In more general terms, the problem is that a future which contains a local reference (e.g., b referring to a) is a self-referential struct. Self-referential structs have two problems:

  1. Rust's lifetime system does not allow you to express a struct where one field refers to another. Rust has a special solution for the case of async, which is an implementation detail that isn't important to cover further.
  2. If a self-referential struct is moved, then its self-reference is invalidated, which would be memory-unsafe.

Therefore, Rust's design of futures lays out the following invariant: once a future is polled, it must never be moved. Enforcing this invariant is the problem solved by pinning.

The Unpin trait

Recall above we saw an error message that said:

  = help: the trait `Unpin` is not implemented for `&mut {async block@...}`

This refers to the marker trait Unpin. Being a marker trait (like Send and Sync) means that Unpin is automatically derived for all types where it is derivable. Unpin means "it is safe to move this object when you have ownership of it". Async futures do not implement Unpin, because they may have self-references.

The Pin type

To ensure that a future cannot move, we need to use the Pin type. Once a future is wrapped in Pin (i.e., the future is "pinned"), then we are allowed to poll it. This is enforced by the definition of the Future trait:

pub trait Future {
  type Output;
  fn poll(self: Pin<&mut Self>, cx: &mut Context<'_>) -> Poll<Self::Output>;
}

Unlike most methods in Rust APIs, poll can not be called on &mut self but rather Pin<&mut Self>. Note that Pin does not actually do anything to the pinned object, it merely serves to indicate the fact that an object is pinned.

To pin an object (i.e., to create a value of type Pin<...>), you have two options.

  1. Stack pinning: the cheapest option is pin an object in-place on the stack using the pin! macro.
  2. Heap pinning: a more expensive option is to pin an object into a new heap location using Box::pin function.
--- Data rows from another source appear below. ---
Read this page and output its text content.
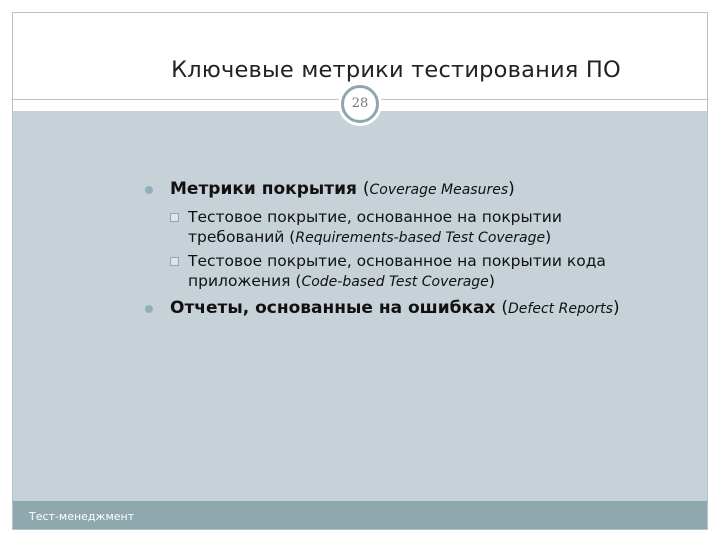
Ключевые метрики тестирования ПО
28
Тест-менеджмент
Метрики покрытия (Coverage Measures)
Тестовое покрытие, основанное на покрытии требований (Requirements-based Test Coverage)
Тестовое покрытие, основанное на покрытии кода приложения (Code-based Test Coverage)
Отчеты, основанные на ошибках (Defect Reports)
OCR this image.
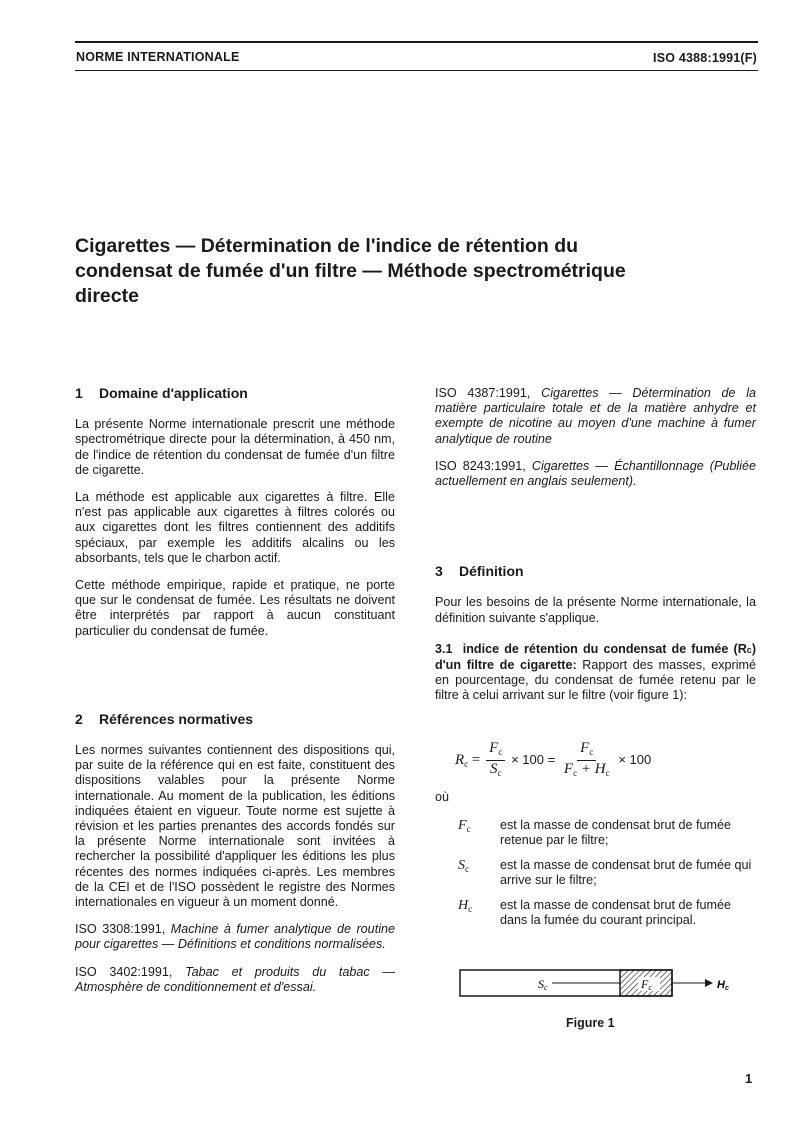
NORME INTERNATIONALE	ISO 4388:1991(F)
Cigarettes — Détermination de l'indice de rétention du
condensat de fumée d'un filtre — Méthode spectrométrique
directe
1 Domaine d'application

La présente Norme internationale prescrit une méthode spectrométrique directe pour la détermination, à 450 nm, de l'indice de rétention du condensat de fumée d'un filtre de cigarette.

La méthode est applicable aux cigarettes à filtre. Elle n'est pas applicable aux cigarettes à filtres colorés ou aux cigarettes dont les filtres contiennent des additifs spéciaux, par exemple les additifs alcalins ou les absorbants, tels que le charbon actif.

Cette méthode empirique, rapide et pratique, ne porte que sur le condensat de fumée. Les résultats ne doivent être interprétés par rapport à aucun constituant particulier du condensat de fumée.

2 Références normatives

Les normes suivantes contiennent des dispositions qui, par suite de la référence qui en est faite, constituent des dispositions valables pour la présente Norme internationale. Au moment de la publication, les éditions indiquées étaient en vigueur. Toute norme est sujette à révision et les parties prenantes des accords fondés sur la présente Norme internationale sont invitées à rechercher la possibilité d'appliquer les éditions les plus récentes des normes indiquées ci-après. Les membres de la CEI et de l'ISO possèdent le registre des Normes internationales en vigueur à un moment donné.

ISO 3308:1991, Machine à fumer analytique de routine pour cigarettes — Définitions et conditions normalisées.

ISO 3402:1991, Tabac et produits du tabac — Atmosphère de conditionnement et d'essai.

ISO 4387:1991, Cigarettes — Détermination de la matière particulaire totale et de la matière anhydre et exempte de nicotine au moyen d'une machine à fumer analytique de routine

ISO 8243:1991, Cigarettes — Échantillonnage (Publiée actuellement en anglais seulement).

3 Définition

Pour les besoins de la présente Norme internationale, la définition suivante s'applique.

3.1 indice de rétention du condensat de fumée (Rc) d'un filtre de cigarette: Rapport des masses, exprimé en pourcentage, du condensat de fumée retenu par le filtre à celui arrivant sur le filtre (voir figure 1):

$R_c = \frac{F_c}{S_c} \times 100 = \frac{F_c}{F_c + H_c} \times 100$
où
$F_c$ est la masse de condensat brut de fumée retenue par le filtre;
$S_c$ est la masse de condensat brut de fumée qui arrive sur le filtre;
$H_c$ est la masse de condensat brut de fumée dans la fumée du courant principal.
Sc	Fc	Hc
Figure 1
1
Stack pinning should be your default choice, but it means that a future can only live as long as its current scope. Heap pinning is useful for things like collecting a heterogeneous set of futures into a data structure.

Putting it all together

We can now fix up the previous example that refused to compile as follows:

use std::pin::pin;

async fn test() {
    let mut fut = pin!(async { 0 });
    (&mut fut).await;  // it works!
    let fut2 = fut;    // this works too!